In his final report to the state congress, outgoing interim governor, Salvador Jara Guerrero, insisted that he was leaving Michoacán in a more secure condition than he found it. “Hoy el estado es otro”. Really?
The state’s public prosecutor has now brought the anticipated murder charges against coastal autodefensa leader Cemeí Verdía, former communal police commander of the indigenous community of Ostula. These appear to be related to events on May 26, when assassins last attempted to kill Cemeí. Apparently Michoacán’s state government thinks he and his comrades should have allowed them to do so.
This looks like a more effective way of keeping this popular leader in gaol than the still active charges of theft of barbed wire from a storehouse in Aquila. Dr. José Manuel Mireles Valverde, the other recalcitrant autodefensa leader still in prison, is also likely to remain there for a long time, since even if the charges against him ultimately fail to stick, he is now wrapped up in a legal process that could last for years.
But it seems that others are luckier. Uriel Chávez Mendoza, the former PRI mayor of Apatzingán, the city in the Tierra Caliente that was a stronghold of the Knights Templar cartel, has just been released after 17 months in prison.

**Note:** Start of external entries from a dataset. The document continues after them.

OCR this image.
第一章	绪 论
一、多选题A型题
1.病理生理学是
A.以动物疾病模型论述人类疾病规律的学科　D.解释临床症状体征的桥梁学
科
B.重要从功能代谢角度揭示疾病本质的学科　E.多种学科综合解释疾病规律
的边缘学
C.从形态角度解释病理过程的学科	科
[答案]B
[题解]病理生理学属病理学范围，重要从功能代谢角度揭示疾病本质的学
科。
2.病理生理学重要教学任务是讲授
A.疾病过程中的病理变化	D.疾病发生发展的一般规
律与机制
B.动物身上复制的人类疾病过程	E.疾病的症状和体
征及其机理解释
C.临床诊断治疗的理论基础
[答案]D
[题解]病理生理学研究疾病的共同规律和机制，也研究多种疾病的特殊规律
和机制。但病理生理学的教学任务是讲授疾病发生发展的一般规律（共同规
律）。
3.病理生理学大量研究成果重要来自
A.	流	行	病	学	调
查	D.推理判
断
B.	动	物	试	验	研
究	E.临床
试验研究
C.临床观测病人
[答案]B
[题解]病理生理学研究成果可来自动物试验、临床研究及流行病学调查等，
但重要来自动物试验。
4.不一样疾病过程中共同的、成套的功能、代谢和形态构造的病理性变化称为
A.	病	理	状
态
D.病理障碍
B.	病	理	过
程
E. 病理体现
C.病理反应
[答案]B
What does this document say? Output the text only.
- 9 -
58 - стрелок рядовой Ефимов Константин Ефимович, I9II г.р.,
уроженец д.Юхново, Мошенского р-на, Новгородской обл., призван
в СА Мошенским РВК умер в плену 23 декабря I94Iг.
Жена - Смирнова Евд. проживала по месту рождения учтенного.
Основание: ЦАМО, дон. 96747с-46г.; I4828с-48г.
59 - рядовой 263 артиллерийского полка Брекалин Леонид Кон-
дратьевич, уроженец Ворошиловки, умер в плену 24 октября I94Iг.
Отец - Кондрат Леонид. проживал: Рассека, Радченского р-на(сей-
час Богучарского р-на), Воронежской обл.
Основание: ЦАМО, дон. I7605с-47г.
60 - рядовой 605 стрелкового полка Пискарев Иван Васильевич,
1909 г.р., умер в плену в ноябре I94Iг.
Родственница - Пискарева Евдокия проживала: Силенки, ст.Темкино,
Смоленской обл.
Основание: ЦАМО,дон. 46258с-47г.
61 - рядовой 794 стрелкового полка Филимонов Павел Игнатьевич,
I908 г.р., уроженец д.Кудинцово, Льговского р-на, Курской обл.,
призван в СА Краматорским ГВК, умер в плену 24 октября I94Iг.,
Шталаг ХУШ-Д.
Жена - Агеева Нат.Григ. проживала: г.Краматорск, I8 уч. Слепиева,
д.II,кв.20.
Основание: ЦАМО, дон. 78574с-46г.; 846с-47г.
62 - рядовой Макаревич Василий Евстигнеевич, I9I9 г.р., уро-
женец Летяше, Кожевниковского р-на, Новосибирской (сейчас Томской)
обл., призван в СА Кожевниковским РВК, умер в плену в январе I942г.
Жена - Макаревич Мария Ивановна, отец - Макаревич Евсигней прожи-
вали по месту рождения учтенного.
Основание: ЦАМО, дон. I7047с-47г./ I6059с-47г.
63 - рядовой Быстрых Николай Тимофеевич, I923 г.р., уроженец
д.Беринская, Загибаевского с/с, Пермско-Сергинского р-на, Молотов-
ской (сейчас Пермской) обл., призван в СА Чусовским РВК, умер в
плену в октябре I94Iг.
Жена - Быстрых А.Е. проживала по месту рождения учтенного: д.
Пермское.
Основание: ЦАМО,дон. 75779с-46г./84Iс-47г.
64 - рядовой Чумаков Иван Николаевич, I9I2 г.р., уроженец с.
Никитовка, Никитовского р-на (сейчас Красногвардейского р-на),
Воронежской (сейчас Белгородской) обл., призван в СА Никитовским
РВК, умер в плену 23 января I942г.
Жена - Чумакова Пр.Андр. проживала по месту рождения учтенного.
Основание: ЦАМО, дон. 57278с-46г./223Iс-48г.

Accused of extorting money from municipal employees and using funds stolen from public coffers to contribute to cartel finances, Mr. Chávez’s links with the Templarios were widely denounced by townspeople. But a judge in Morelia did not find the case made against him by the state prosecutors convincing.
The former mayor of nearby Tepalcatepec, Guillermo Valencia, is quoted in a report on Chávez’s release on the web site of the magazine Proceso as saying (via his Facebook page) that it seems to be no accident that the release happened precisely on the day when the Apatzingán mayor’s constitutional mandate ended: “they manipulate institutions and twist the law as they please, just as if we were living in a dictatorship”.

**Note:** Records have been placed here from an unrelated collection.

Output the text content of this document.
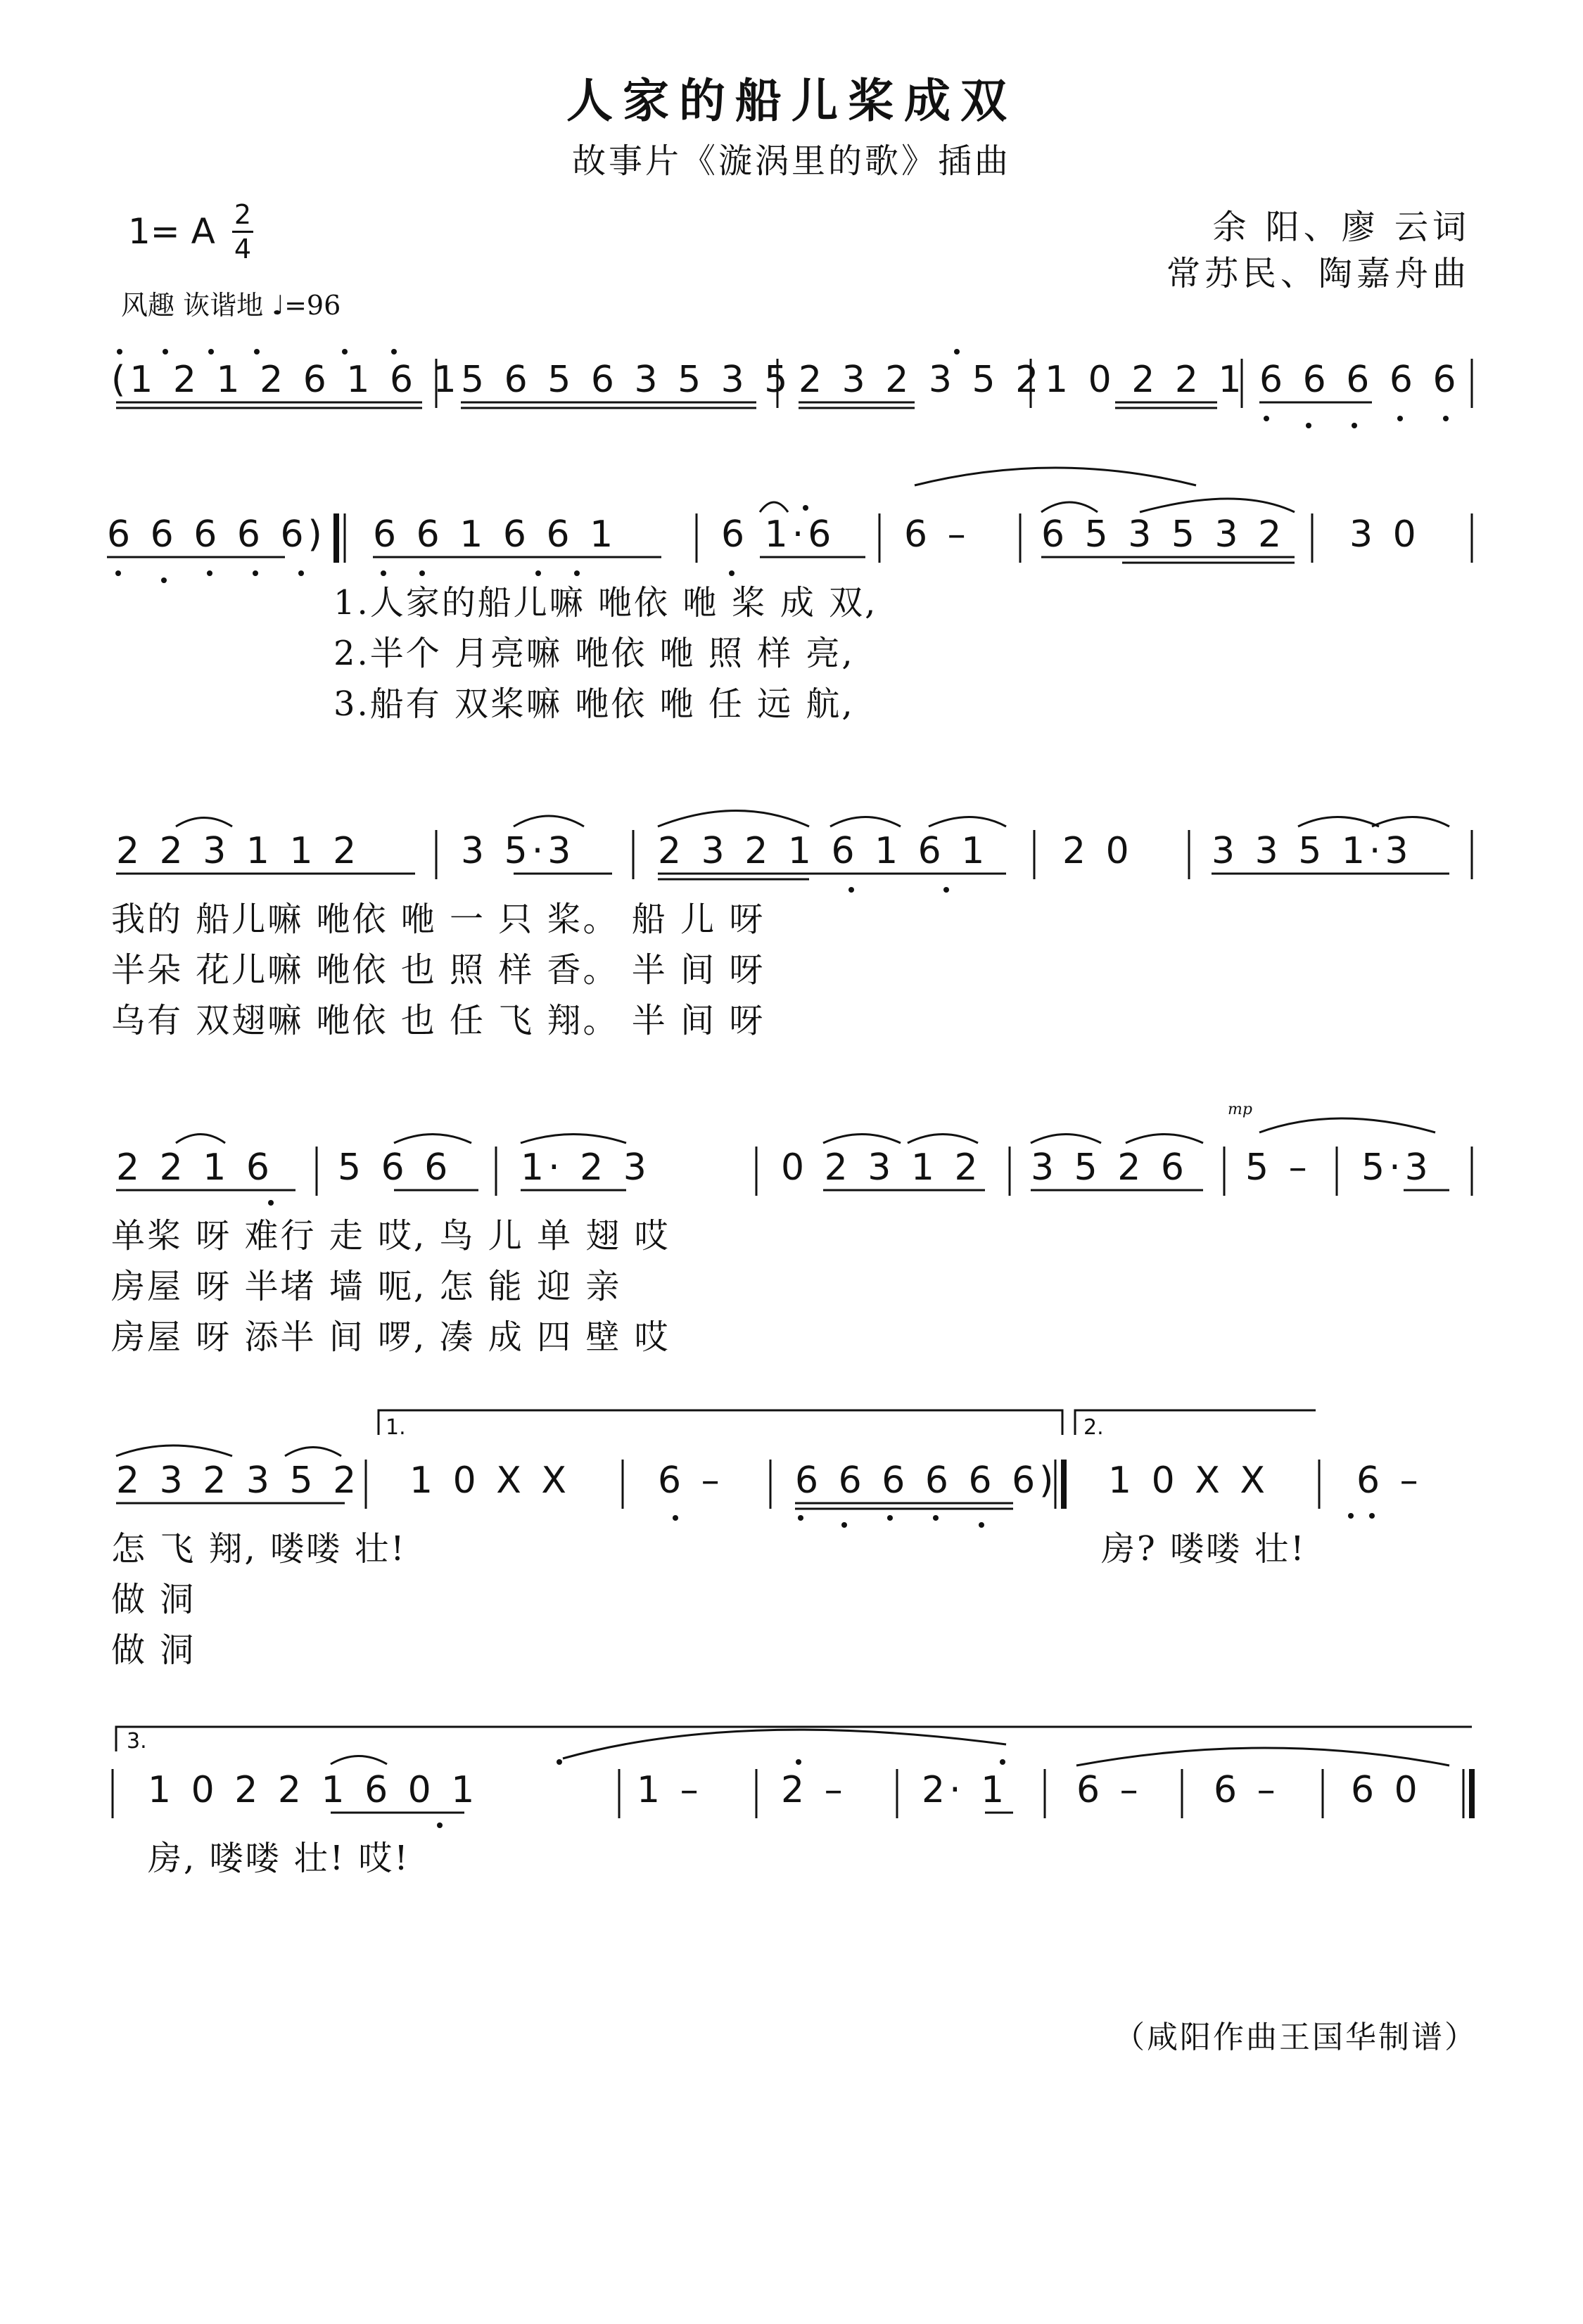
人家的船儿桨成双
故事片《漩涡里的歌》插曲
1= A 2
4
风趣 诙谐地 ♩=96
余 阳、廖 云词
常苏民、陶嘉舟曲
(1 2 1 2 6 1 6 1 5 6 5 6 3 5 3 5 2 3 2 3 5 2 1 0 2 2 1 6 6 6 6 6
6 6 6 6 6) 6 6 1 6 6 1	6 1·6 6 – 6 5 3 5 3 2 3 0
1.人家的船儿嘛 咃依 咃 桨 成 双,
2.半个 月亮嘛 咃依 咃 照 样 亮,
3.船有 双桨嘛 咃依 咃 任 远 航,
2 2 3 1 1 2	3 5·3 2 3 2 1 6 1 6 1 2 0 3 3 5 1·3
我的 船儿嘛 咃依 咃 一 只 桨。 船 儿 呀
半朵 花儿嘛 咃依 也 照 样 香。 半 间 呀
乌有 双翅嘛 咃依 也 任 飞 翔。 半 间 呀
mp
2 2 1 6 5 6 6 1· 2 3	0 2 3 1 2 3 5 2 6 5 – 5·3
单桨 呀 难行 走 哎, 鸟 儿 单 翅 哎
房屋 呀 半堵 墙 呃, 怎 能 迎 亲
房屋 呀 添半 间 啰, 凑 成 四 壁 哎
1.	2.
2 3 2 3 5 2 1 0 X X 6 – 6 6 6 6 6 6) 1 0 X X 6 –
怎 飞 翔, 喽喽 壮!	房? 喽喽 壮!
做 洞
做 洞
3.
1 0 2 2 1 6 0 1	1 – 2 – 2· 1 6 – 6 – 6 0
房, 喽喽 壮! 哎!
（咸阳作曲王国华制谱）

Michoacán es otro? Yes, if compared with some other place where the rule of law is not a sham, but no if compared with what it’s always been, a place where the rule of law is pretty non-existent for the weak and a much abused tool of power for the strong. Mexico under the PRI was famously called “the perfect dictatorship” by Mario Vargas Llosa. The present PRI regime would be hard put to claim the kind perfection that Vargas Llosa identified in the light of the tide of extra-judicial executions, forced disappearances, and acts of repression against activists and social movements that have cast a deepening shadow over the administration of Enrique Peña Nieto, along with the growing number of political prisoners filling the country’s gaols. But they still know how to play dirty.